Besoknya kami mengikuti agenda setengah hari yang padat di Basel. Kawan-kawan Mission 21 ingin tahu tentang apa saja yang telah GMIT lakukan untuk isu perdagangan orang. Meskipun menurut aturan badan misi itu, mereka tidak dapat mendukung program-program GMIT secara langsung sebab GMIT bukan mitra tradisional mereka, namun mereka berkomitmen mendukung PGI untuk pelayanan terkait isu buruh migran. Untuk itu tahun ini M21 mendukung PGI untuk bersama GMIT memulai shelter bagi para korban dan penyintas buruh migran. Saya senang juga mendengar dari Pdt. Ina Bara Pa di Kupang, bahwa dana dari PGI (yang asalnya dari M21) itu telah dipakai untuk mengangsur biaya sewa sebuah rumah bagi pelayanan ini. Tantangan selanjutnya adalah terkait mempersiapkan para pelayan shelter. Isu capacity building menjadi topic percakapan kami di M21. Mereka juga mengajak saya berdiskusi mengenai Peruati dan dinamikanya. Saya mengatakan Peruati merupakan sebuah organisasi feminis-progresif penting di Indonesia yang perlu didukung. Pelatihan, seminar, lokakarya, dan penerbitan-penerbitan oleh Peruati menjadi ruang dan gerakan perempuan berpendidikan teologi di Indonesia yang penting untuk wacana alternatif di Indonesia. Setelah rapat itu, saya diminta untuk memberikan sejumlah video statement yang akan dipakai untuk pelayanan M21 di Swiss.
Bertemu Kawan-Kawan Kerk In Actie
Sore itu kami langsung menuju bandara Basel untuk terbang ke Amsterdam.
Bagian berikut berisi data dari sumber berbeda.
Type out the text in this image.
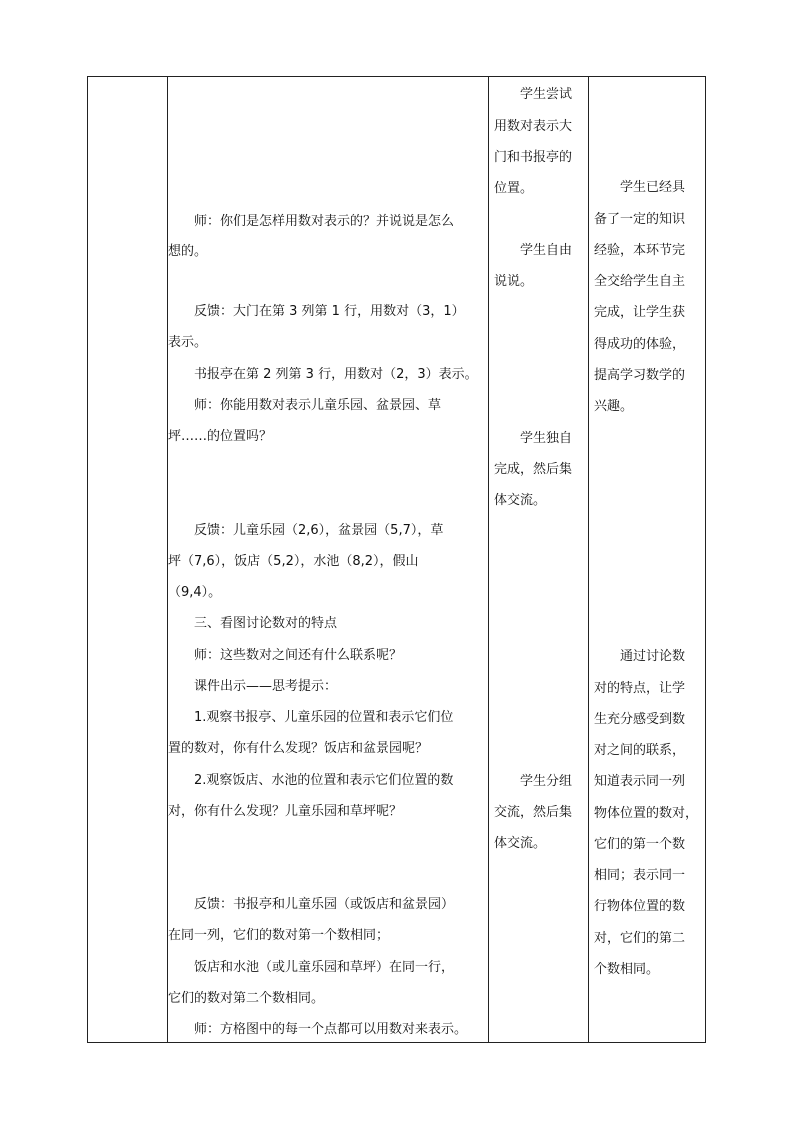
师：你们是怎样用数对表示的？并说说是怎么
想的。
反馈：大门在第 3 列第 1 行，用数对（3，1）
表示。
书报亭在第 2 列第 3 行，用数对（2，3）表示。
师：你能用数对表示儿童乐园、盆景园、草
坪……的位置吗？
反馈：儿童乐园（2,6），盆景园（5,7），草
坪（7,6），饭店（5,2），水池（8,2），假山
（9,4）。
三、看图讨论数对的特点
师：这些数对之间还有什么联系呢？
课件出示——思考提示：
1.观察书报亭、儿童乐园的位置和表示它们位
置的数对，你有什么发现？饭店和盆景园呢？
2.观察饭店、水池的位置和表示它们位置的数
对，你有什么发现？儿童乐园和草坪呢？
反馈：书报亭和儿童乐园（或饭店和盆景园）
在同一列，它们的数对第一个数相同；
饭店和水池（或儿童乐园和草坪）在同一行，
它们的数对第二个数相同。
师：方格图中的每一个点都可以用数对来表示。
学生尝试
用数对表示大
门和书报亭的
位置。
学生自由
说说。
学生独自
完成，然后集
体交流。
学生分组
交流，然后集
体交流。
学生已经具
备了一定的知识
经验，本环节完
全交给学生自主
完成，让学生获
得成功的体验，
提高学习数学的
兴趣。
通过讨论数
对的特点，让学
生充分感受到数
对之间的联系，
知道表示同一列
物体位置的数对，
它们的第一个数
相同；表示同一
行物体位置的数
对，它们的第二
个数相同。
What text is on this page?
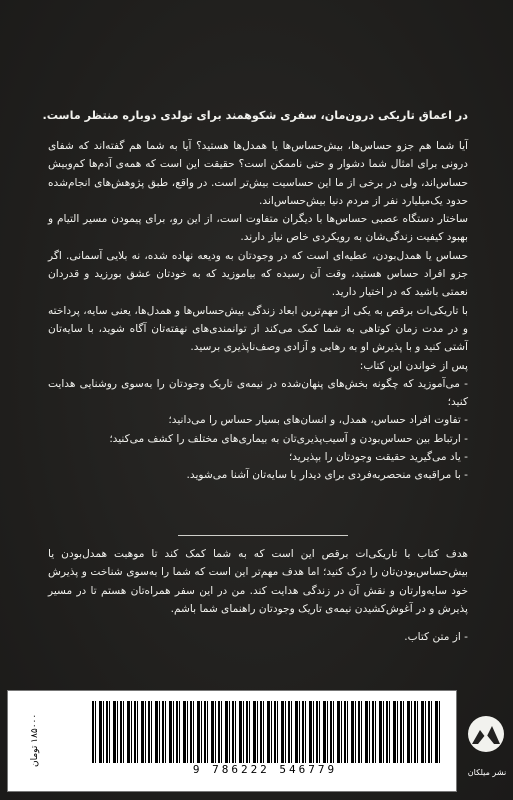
در اعماق تاریکی درون‌مان، سفری شکوهمند برای تولدی دوباره منتظر ماست.

آیا شما هم جزو حساس‌ها، بیش‌حساس‌ها یا همدل‌ها هستید؟ آیا به شما هم گفته‌اند که شفای درونی برای امثال شما دشوار و حتی ناممکن است؟ حقیقت این است که همه‌ی آدم‌ها کم‌وبیش حساس‌اند، ولی در برخی از ما این حساسیت بیش‌تر است. در واقع، طبق پژوهش‌های انجام‌شده حدود یک‌میلیارد نفر از مردم دنیا بیش‌حساس‌اند.

ساختار دستگاه عصبی حساس‌ها با دیگران متفاوت است، از این رو، برای پیمودن مسیر التیام و بهبود کیفیت زندگی‌شان به رویکردی خاص نیاز دارند.

حساس یا همدل‌بودن، عطیه‌ای است که در وجودتان به ودیعه نهاده شده، نه بلایی آسمانی. اگر جزو افراد حساس هستید، وقت آن رسیده که بیاموزید که به خودتان عشق بورزید و قدردان نعمتی باشید که در اختیار دارید.

با تاریکی‌ات برقص به یکی از مهم‌ترین ابعاد زندگی بیش‌حساس‌ها و همدل‌ها، یعنی سایه، پرداخته و در مدت زمان کوتاهی به شما کمک می‌کند از توانمندی‌های نهفته‌تان آگاه شوید، با سایه‌تان آشتی کنید و با پذیرش او به رهایی و آزادی وصف‌ناپذیری برسید.

پس از خواندن این کتاب:

- می‌آموزید که چگونه بخش‌های پنهان‌شده در نیمه‌ی تاریک وجودتان را به‌سوی روشنایی هدایت کنید؛
- تفاوت افراد حساس، همدل، و انسان‌های بسیار حساس را می‌دانید؛
- ارتباط بین حساس‌بودن و آسیب‌پذیری‌تان به بیماری‌های مختلف را کشف می‌کنید؛
- یاد می‌گیرید حقیقت وجودتان را بپذیرید؛
- با مراقبه‌ی منحصربه‌فردی برای دیدار با سایه‌تان آشنا می‌شوید.

هدف کتاب با تاریکی‌ات برقص این است که به شما کمک کند تا موهبت همدل‌بودن یا بیش‌حساس‌بودن‌تان را درک کنید؛ اما هدف مهم‌تر این است که شما را به‌سوی شناخت و پذیرش خود سایه‌وارتان و نقش آن در زندگی هدایت کند. من در این سفر همراه‌تان هستم تا در مسیر پذیرش و در آغوش‌کشیدن نیمه‌ی تاریک وجودتان راهنمای شما باشم.

- از متن کتاب.

۱۸۵۰۰۰ تومان
9 786222 546779	نشر میلکان
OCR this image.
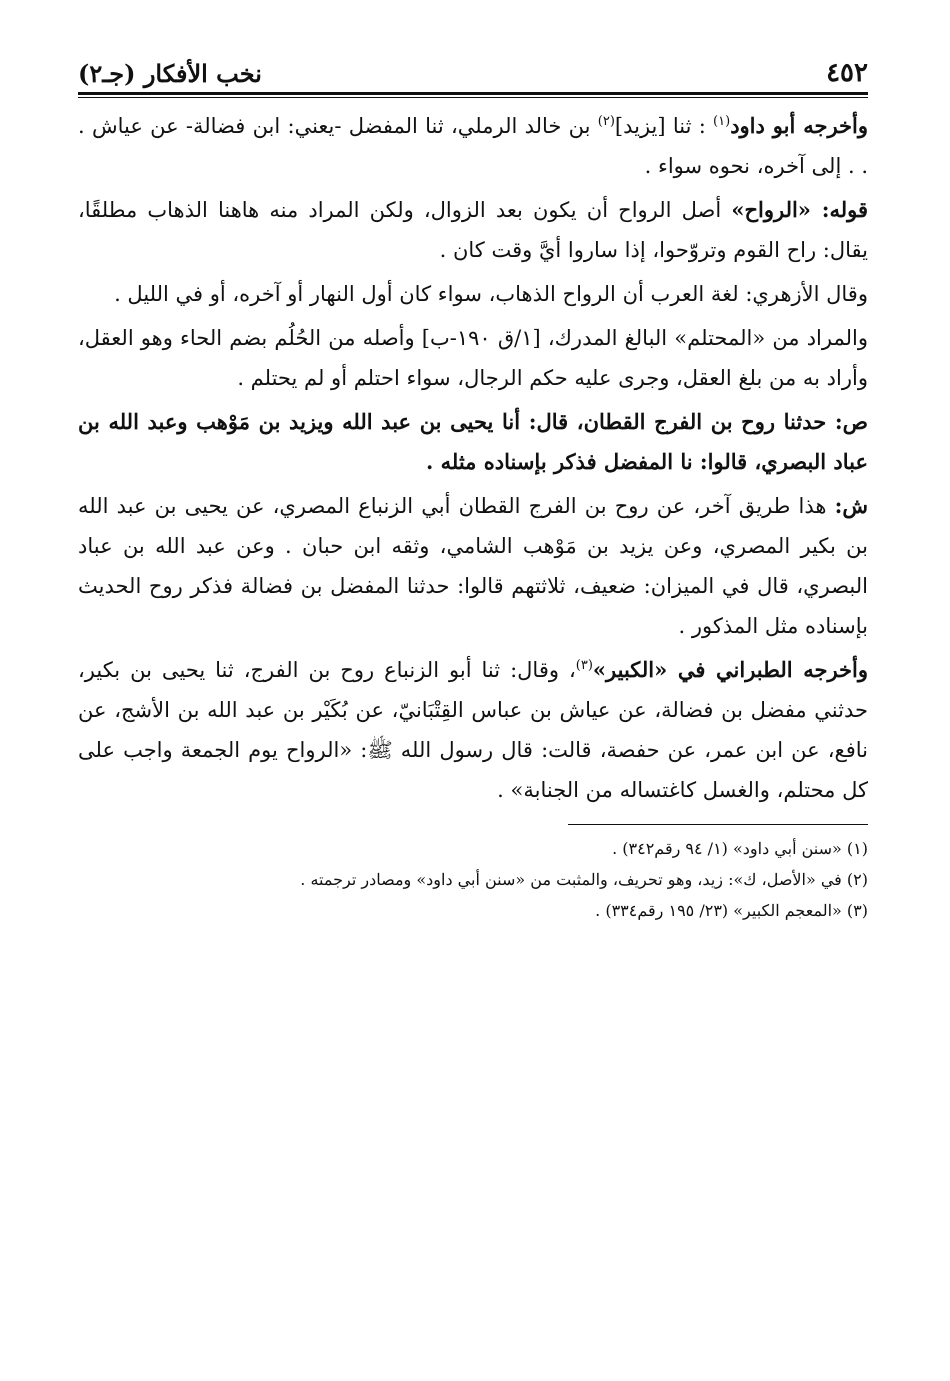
٤٥٢
نخب الأفكار (جـ٢)

وأخرجه أبو داود$^{(١)}$ : ثنا [يزيد]$^{(٢)}$ بن خالد الرملي، ثنا المفضل -يعني: ابن فضالة- عن عياش . . . إلى آخره، نحوه سواء .

قوله: «الرواح» أصل الرواح أن يكون بعد الزوال، ولكن المراد منه هاهنا الذهاب مطلقًا، يقال: راح القوم وتروّحوا، إذا ساروا أيَّ وقت كان .

وقال الأزهري: لغة العرب أن الرواح الذهاب، سواء كان أول النهار أو آخره، أو في الليل .

والمراد من «المحتلم» البالغ المدرك، [١/ق ١٩٠-ب] وأصله من الحُلُم بضم الحاء وهو العقل، وأراد به من بلغ العقل، وجرى عليه حكم الرجال، سواء احتلم أو لم يحتلم .

ص: حدثنا روح بن الفرج القطان، قال: أنا يحيى بن عبد الله ويزيد بن مَوْهب وعبد الله بن عباد البصري، قالوا: نا المفضل فذكر بإسناده مثله .

ش: هذا طريق آخر، عن روح بن الفرج القطان أبي الزنباع المصري، عن يحيى بن عبد الله بن بكير المصري، وعن يزيد بن مَوْهب الشامي، وثقه ابن حبان . وعن عبد الله بن عباد البصري، قال في الميزان: ضعيف، ثلاثتهم قالوا: حدثنا المفضل بن فضالة فذكر روح الحديث بإسناده مثل المذكور .

وأخرجه الطبراني في «الكبير»$^{(٣)}$، وقال: ثنا أبو الزنباع روح بن الفرج، ثنا يحيى بن بكير، حدثني مفضل بن فضالة، عن عياش بن عباس القِتْبَانيّ، عن بُكَيْر بن عبد الله بن الأشج، عن نافع، عن ابن عمر، عن حفصة، قالت: قال رسول الله ﷺ: «الرواح يوم الجمعة واجب على كل محتلم، والغسل كاغتساله من الجنابة» .

(١) «سنن أبي داود» (١/ ٩٤ رقم٣٤٢) .

(٢) في «الأصل، ك»: زيد، وهو تحريف، والمثبت من «سنن أبي داود» ومصادر ترجمته .

(٣) «المعجم الكبير» (٢٣/ ١٩٥ رقم٣٣٤) .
Di Bandara Schiphol Belanda kami dijemput oleh Ibu Corrie Van der Ven dari Kerk in Actie. Dari Schiphol kami naik kereta api ke Utrecht dan selanjutnya dengan taxi ke hotel. Tempat kami menginap, Ibis Hotel, hanya berjarak 5 menit jalan kaki dari kantor PKN.
Besok paginya, Senin 19 September saya telah memiliki janji untuk rapat dengan Prof. Leo Kofemann di kantor PKN. Profesor emeritus di bidang Tata Gereja pada Protestant Theological University (PThU) Belanda itu berencana akan menjadi pengajar tamu di Fakultas Teologi UKAW Kupang pada Bulan Oktober nanti, dan kami bertemu untuk berbicara mengenai konteks Kupang agar dia dapat menyediakan bahan ajarnya sesuai kebutuhan. Pagi hari sebelum pertemuan itu saya menyewa sepeda di hotel seharga 10 euro sehari dan bersepeda mengelilingi pinggiran kota Urecht yang indah, dengan sungai-sungai kecil dan rumah-rumah yang tertata rapi. Eropa sedang memasuki musim gugur. Pohon-pohon sedang menguning dan memerah daunnya, sangat memukau. Sore harinya setelah rapat dengan Prof. Kofemann dan Ibu Corrie van der Ven, saya mengunjungi sahabat saya dan keluarganya di Kota Zwolle. Saya mengajak seorang alumni Fakultas Teologi UKAW, Yuliana Benu, yang sedang menjalani program Bidging Gap di Free University Amsterdam untuk bersama saya ke sana. Sehabis makan kami kembali ke Utrecht.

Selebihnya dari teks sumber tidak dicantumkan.